The Shanghainese often say their city is 20 or 30 years ahead of the rest of China. As well as the vertiginous skyscrapers, Shanghai has a relatively well-developed social welfare system, some high-end companies, and tends to pay more attention to the well-being of its residents than other cities.
But if the rest of China only reaches Shanghai’s current level in two decades’ time, then we are all doomed.
Because in reality Shanghai is failing to move up the value chain. Right now, according to Chi Hong, the deputy director general of the Shanghai Municipal Government and Reform Commission, the city is still in a "late industrialization" phase. Which is a polite way of saying that for all the talk of Shanghai becoming Asia’s financial capital and a modern city, it is still a big grimy old manufacturing town.
According to Mr Chi, the rate of return on hi-tech investments in Shanghai is very low. "Usually high technology means high risk and his return," he said. "But this is not the case in Shanghai. Here, companies generate 5.94 yuan of profit for every 100 yuan they spend in low cost industrial investment, but only 1.3 yuan for high technology investment".

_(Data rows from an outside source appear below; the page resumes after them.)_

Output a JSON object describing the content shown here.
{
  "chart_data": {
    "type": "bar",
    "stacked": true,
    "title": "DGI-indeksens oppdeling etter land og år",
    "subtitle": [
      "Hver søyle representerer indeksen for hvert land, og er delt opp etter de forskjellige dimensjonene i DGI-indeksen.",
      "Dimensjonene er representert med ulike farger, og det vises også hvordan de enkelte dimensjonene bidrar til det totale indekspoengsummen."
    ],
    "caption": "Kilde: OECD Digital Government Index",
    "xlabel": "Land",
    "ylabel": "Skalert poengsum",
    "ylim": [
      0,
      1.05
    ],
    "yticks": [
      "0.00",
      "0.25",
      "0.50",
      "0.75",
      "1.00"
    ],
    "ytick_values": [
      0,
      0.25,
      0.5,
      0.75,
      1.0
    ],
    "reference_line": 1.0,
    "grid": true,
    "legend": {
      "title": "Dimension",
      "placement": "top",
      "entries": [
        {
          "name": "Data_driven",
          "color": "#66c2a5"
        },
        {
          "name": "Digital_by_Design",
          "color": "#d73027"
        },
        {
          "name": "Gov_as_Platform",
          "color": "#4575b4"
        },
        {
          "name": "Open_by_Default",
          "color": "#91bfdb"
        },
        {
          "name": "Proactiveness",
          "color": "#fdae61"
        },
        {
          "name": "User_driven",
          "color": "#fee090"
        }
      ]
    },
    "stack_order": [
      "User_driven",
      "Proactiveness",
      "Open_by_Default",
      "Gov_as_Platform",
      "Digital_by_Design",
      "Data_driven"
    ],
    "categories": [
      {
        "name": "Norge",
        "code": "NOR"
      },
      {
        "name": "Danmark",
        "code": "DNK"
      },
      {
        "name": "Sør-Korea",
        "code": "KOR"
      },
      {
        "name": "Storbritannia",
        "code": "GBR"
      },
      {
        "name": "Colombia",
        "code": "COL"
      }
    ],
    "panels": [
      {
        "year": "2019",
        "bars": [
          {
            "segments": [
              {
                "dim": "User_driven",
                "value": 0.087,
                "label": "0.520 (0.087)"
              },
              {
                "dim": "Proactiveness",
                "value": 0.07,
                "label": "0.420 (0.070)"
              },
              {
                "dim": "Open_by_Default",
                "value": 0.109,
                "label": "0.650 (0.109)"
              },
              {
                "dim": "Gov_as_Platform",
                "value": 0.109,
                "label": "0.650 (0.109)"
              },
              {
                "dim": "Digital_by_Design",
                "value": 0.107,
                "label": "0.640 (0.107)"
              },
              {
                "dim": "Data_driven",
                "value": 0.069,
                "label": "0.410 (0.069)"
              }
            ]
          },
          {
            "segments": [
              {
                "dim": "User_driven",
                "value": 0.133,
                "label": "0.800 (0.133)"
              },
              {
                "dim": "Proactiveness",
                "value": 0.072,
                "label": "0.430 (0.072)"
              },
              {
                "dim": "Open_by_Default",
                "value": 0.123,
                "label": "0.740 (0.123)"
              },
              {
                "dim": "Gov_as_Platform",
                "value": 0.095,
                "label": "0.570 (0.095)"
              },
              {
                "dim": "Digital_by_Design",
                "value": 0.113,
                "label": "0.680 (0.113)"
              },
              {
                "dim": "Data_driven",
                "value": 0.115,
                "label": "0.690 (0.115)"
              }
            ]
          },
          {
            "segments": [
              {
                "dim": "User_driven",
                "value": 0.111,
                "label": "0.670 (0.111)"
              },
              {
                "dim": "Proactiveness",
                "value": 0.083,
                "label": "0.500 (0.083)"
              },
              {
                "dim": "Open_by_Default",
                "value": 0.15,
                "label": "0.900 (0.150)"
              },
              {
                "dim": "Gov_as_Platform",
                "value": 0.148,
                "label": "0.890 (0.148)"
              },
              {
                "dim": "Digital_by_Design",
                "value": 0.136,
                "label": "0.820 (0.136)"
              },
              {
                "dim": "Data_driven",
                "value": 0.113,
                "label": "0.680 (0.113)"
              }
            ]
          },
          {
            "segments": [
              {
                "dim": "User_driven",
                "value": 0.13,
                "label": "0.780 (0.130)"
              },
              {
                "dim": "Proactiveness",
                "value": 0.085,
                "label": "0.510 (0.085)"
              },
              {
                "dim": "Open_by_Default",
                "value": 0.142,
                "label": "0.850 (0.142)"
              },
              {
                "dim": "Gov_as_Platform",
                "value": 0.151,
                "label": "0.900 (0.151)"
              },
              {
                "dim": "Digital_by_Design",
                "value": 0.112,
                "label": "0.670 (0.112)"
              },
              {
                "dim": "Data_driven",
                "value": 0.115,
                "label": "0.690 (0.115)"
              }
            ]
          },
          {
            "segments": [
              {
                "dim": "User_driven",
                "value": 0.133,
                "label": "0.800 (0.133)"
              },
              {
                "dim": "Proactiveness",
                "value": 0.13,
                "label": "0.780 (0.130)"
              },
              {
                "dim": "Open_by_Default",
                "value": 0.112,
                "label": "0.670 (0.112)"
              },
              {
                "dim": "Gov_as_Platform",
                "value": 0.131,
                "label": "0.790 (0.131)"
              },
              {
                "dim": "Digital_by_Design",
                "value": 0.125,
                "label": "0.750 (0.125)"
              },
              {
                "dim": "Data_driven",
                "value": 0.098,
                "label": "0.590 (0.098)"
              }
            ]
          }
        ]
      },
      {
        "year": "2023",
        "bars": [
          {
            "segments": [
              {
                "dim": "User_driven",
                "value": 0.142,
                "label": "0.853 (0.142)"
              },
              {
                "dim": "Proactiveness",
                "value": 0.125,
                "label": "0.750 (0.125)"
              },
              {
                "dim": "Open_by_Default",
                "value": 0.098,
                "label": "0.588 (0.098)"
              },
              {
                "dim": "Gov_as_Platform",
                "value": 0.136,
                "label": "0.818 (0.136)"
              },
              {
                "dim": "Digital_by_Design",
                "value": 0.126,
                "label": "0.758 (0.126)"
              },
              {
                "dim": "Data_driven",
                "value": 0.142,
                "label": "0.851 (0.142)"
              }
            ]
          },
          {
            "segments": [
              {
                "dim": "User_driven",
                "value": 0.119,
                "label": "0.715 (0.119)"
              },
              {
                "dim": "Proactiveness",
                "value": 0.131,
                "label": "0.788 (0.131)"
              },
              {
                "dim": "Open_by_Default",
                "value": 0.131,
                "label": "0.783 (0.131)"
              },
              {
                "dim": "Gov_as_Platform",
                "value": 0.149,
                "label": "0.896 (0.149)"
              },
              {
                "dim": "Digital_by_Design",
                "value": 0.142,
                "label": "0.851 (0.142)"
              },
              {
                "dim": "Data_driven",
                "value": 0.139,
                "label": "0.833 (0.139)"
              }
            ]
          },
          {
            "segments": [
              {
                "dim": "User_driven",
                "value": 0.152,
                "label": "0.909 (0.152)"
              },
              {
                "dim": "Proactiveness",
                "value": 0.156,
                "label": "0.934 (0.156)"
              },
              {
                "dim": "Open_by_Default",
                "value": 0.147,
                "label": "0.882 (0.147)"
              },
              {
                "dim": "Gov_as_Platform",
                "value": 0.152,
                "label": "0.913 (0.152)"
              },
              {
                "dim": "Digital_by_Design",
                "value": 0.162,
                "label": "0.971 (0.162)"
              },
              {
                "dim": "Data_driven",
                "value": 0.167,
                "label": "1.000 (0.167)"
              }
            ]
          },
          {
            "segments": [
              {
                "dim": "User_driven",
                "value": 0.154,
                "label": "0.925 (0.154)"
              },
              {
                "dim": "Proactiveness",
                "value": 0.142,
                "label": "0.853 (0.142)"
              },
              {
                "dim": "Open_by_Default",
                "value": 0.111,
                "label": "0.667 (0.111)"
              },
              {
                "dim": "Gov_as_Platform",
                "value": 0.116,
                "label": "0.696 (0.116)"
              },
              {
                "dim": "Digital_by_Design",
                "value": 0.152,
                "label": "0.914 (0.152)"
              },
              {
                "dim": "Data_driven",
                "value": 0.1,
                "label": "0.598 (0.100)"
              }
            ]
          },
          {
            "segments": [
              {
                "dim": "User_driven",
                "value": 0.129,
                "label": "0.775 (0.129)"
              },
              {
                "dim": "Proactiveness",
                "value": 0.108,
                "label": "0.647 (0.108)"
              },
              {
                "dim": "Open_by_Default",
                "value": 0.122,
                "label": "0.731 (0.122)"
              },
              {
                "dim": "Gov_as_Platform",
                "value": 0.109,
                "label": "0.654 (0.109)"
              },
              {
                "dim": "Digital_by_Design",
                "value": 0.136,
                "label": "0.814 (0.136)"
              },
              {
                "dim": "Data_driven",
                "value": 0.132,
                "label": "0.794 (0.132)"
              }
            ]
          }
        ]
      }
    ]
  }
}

He said the government was working hard to fix the situation, but did not reveal what was causing it. Perhaps the high cost of offices and space in Shanghai is to blame. Perhaps it is because there is not enough genuine talent to feed into creative industries. That would push up wage costs. The reason that Mr Chi gave was that the so-called "high technology" industry in Shanghai is actually just made up of component manufacturing businesses and electronics sweatshops.
It seems odd, with all the government help, that Shanghainese hi-tech firms cannot turn in higher profits, but until they do, it would be difficult to say the city is moving rapidly up the value chain.